Draco essayait de reprendre son souffle ne répondit pas, il ne pouvait pas dire : « tout le plaisir a été pour moi Potter » car c'était faux. Il ne pouvait pas dire : « De rien » car s'aurait été incomplet, alors ému et encore baigné dans les limbes du plaisir, il chuchota à son tour :

- Merci.

Draco fut le premier à profiter des sensations post-coïtale tant qu'elles étaient encore là. Il enfouit sa tête dans le cou du brun et mordilla la peau tendre qui maintenant avait un goût salé, mais qui ne lui déplaisait pas. Potter avait maintenant le gout du salidou (1). Il profita du fait que son visage soit dans le cou du brun pour verser une seule et unique larme, la seule qui témoignait sur le fait que Draco Lucius Malfoy était un sensible et un romantique refoulé et que pour une fois dans sa vie, il demandait pardon silencieusement à Potter de lui avoir un jour dit : « j'aurais aimé que tu n'existes pas ! », car c'était absolument faux.
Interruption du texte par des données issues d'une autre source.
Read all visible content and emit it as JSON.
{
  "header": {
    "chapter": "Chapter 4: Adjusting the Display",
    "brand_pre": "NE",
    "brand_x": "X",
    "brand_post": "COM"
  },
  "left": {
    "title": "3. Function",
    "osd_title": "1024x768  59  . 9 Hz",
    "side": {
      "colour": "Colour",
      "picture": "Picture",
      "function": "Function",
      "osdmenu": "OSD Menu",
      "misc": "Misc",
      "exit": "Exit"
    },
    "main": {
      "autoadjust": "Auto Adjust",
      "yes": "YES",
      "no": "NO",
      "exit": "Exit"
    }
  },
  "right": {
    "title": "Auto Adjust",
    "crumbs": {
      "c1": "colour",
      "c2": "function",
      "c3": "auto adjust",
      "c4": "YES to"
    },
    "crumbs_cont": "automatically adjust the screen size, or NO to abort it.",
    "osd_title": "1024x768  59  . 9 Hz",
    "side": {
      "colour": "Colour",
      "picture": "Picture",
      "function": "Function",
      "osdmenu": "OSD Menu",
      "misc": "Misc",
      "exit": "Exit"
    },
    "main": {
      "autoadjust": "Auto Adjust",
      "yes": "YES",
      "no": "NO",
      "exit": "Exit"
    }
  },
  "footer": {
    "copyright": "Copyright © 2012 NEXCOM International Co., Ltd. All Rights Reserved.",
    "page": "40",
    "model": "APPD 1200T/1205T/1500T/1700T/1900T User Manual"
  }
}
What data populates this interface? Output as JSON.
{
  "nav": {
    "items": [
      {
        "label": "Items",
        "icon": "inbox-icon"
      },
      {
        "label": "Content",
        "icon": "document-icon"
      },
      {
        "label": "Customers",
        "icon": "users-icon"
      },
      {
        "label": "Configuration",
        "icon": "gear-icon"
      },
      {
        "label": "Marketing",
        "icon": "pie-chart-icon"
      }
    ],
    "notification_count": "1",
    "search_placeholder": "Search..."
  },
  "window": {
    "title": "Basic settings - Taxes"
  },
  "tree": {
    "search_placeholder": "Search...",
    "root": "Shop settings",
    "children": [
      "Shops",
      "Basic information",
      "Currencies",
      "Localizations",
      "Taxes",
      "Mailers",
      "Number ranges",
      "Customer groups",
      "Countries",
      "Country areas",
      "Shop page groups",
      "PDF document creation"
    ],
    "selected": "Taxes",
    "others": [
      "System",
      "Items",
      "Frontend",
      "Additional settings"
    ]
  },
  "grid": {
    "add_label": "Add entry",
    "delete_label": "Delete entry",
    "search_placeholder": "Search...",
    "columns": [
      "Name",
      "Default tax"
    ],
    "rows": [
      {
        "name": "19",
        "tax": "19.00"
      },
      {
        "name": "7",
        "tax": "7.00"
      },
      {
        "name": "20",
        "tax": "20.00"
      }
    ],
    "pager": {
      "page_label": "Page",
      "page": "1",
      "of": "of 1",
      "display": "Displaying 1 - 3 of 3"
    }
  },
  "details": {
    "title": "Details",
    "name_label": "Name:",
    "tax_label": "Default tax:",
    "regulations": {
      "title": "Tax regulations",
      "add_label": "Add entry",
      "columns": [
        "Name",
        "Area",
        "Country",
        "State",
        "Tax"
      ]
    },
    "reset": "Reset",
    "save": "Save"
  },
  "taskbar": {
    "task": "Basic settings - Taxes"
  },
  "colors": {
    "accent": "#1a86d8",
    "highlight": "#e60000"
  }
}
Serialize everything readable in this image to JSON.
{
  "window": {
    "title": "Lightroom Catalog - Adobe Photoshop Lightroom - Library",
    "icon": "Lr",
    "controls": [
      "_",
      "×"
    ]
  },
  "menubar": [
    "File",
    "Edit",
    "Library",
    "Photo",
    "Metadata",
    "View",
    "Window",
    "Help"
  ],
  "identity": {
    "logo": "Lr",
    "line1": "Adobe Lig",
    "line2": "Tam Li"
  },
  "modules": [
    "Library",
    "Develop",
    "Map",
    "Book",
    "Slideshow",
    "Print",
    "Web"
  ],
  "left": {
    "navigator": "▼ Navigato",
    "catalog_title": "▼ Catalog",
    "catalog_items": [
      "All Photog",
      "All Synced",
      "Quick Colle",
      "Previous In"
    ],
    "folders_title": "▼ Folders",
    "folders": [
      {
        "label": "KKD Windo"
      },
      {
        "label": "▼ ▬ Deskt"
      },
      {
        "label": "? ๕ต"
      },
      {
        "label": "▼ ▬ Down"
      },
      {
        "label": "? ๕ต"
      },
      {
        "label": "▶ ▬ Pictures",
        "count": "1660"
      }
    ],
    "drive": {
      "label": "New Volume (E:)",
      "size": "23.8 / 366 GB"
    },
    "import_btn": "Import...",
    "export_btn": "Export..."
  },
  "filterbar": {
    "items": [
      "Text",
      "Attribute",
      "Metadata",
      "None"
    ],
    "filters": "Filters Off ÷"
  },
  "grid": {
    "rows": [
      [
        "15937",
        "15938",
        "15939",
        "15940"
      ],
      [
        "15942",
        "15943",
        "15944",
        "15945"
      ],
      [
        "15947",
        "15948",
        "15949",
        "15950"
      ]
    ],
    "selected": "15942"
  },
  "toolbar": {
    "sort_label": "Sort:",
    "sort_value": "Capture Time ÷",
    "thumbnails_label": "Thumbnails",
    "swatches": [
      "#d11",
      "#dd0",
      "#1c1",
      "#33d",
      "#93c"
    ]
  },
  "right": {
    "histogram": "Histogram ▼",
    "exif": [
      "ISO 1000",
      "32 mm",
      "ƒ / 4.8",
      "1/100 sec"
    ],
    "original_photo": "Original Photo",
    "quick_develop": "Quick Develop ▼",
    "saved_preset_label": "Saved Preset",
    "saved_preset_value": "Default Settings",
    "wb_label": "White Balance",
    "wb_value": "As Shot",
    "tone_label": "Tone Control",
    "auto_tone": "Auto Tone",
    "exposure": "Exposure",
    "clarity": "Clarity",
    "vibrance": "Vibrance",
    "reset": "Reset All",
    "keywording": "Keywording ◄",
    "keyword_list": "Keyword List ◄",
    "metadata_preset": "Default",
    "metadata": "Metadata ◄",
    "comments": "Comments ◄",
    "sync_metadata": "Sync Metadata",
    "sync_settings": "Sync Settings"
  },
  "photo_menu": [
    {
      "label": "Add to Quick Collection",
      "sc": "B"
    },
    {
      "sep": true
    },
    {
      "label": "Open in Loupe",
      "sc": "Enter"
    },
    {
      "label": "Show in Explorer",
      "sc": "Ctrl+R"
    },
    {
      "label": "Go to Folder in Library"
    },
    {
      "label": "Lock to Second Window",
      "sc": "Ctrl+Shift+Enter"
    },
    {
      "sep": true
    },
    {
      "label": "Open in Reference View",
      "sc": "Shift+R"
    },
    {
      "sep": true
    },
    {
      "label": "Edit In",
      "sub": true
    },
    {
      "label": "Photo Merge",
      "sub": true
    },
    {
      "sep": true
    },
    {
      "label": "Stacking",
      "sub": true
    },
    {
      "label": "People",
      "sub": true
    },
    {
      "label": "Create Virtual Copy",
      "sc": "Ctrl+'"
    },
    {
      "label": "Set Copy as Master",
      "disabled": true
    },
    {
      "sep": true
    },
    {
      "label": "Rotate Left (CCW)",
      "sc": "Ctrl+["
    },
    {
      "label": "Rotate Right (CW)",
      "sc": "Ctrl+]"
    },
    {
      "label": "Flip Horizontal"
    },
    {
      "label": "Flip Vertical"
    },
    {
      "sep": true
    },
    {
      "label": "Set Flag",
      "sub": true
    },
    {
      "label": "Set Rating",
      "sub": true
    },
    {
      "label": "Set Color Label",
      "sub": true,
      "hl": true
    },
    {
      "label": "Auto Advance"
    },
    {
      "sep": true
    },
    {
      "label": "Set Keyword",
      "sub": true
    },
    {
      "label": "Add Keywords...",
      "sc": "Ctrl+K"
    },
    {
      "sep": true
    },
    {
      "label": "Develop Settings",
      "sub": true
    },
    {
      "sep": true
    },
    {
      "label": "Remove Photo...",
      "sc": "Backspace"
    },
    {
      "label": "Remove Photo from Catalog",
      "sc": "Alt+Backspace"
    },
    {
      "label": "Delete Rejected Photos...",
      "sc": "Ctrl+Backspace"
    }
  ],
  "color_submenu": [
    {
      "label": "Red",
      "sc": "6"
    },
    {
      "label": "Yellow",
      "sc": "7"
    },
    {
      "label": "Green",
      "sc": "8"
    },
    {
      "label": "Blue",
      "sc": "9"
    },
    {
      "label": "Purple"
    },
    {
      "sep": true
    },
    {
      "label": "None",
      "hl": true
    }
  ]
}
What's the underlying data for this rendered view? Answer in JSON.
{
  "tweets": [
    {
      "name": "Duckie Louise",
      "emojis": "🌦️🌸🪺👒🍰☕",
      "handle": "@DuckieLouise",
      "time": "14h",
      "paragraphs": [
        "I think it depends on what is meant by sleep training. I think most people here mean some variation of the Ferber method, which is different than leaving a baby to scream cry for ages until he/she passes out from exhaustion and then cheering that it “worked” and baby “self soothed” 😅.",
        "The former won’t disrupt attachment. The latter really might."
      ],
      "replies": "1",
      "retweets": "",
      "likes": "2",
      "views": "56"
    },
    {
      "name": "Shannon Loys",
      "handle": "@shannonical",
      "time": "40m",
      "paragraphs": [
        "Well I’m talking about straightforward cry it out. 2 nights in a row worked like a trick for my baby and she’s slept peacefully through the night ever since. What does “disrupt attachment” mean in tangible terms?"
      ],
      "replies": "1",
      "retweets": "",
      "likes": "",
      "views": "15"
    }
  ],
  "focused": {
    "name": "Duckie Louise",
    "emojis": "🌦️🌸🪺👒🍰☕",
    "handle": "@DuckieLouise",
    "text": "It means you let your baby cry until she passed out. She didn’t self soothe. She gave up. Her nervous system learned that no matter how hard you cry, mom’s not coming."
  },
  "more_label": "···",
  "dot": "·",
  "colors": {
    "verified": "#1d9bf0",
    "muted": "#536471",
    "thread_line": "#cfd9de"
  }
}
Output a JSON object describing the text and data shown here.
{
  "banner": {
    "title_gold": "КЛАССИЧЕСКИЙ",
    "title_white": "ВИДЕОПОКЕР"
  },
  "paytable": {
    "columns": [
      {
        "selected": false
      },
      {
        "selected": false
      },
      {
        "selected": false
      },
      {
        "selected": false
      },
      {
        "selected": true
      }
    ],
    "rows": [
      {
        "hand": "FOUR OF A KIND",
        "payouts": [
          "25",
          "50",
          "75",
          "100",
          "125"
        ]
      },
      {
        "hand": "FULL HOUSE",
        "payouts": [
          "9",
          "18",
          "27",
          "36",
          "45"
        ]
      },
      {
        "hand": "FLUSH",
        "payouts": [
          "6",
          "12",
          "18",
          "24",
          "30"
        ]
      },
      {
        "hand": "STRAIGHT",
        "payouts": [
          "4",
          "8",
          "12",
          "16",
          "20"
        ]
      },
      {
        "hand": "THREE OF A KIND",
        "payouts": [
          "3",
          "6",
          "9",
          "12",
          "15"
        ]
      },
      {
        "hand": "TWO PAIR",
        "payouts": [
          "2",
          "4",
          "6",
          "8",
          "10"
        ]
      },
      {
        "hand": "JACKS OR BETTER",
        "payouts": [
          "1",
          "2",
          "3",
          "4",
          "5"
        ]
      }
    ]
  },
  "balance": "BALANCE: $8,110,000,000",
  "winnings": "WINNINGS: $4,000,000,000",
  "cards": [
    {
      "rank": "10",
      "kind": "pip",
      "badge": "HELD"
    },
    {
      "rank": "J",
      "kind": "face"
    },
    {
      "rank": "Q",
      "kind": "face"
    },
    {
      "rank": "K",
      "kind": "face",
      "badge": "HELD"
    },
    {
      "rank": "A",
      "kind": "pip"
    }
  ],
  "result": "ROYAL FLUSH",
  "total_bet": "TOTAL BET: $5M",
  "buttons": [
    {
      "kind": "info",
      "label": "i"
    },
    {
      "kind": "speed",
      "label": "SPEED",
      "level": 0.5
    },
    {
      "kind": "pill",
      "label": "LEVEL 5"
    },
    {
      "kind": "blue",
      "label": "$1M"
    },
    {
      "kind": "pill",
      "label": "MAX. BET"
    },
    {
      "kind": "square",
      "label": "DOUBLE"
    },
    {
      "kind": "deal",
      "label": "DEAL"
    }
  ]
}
Il se délecta encore une fois du goût de la peau d'Harry. Puis il remonta vers son visage et posa délicatement ses lèvres sur celles du survivant pour un baisé chaste et extrêmement doux et tendre. Ce faisant, ses mains s'aventurèrent vers les liens de soie noire et il libéra les poignets endoloris de Potter qui haleta sous la souffrance et la surprise. Ses bras étaient parcouru de fourmis à cause du sang qui n'avait pas pu irriguer les muscles pendant toute la durée de leur ébat. Il n'arrivait plus à sentir ses doigts ce qui lui donna la désagréable impression d'avoir perdu ses deux membres.

Draco se détacha d'Harry et pris lui ses mains dans les siennes avant de les regarder. Ses poignets étaient brulés et enflés, il y avait plusieurs coupures et du sang frai se mélangeait au sang séché, cela n'avait rien d'érotique ni de romantique et Harry se flagella pour avoir forcé sur ses liens pendant l'acte parce que s'il avait su qu'il gâcherait un instant magique, il ne l'aurait pas fait. Il se sentait tellement minable et surtout honteux en cet instant.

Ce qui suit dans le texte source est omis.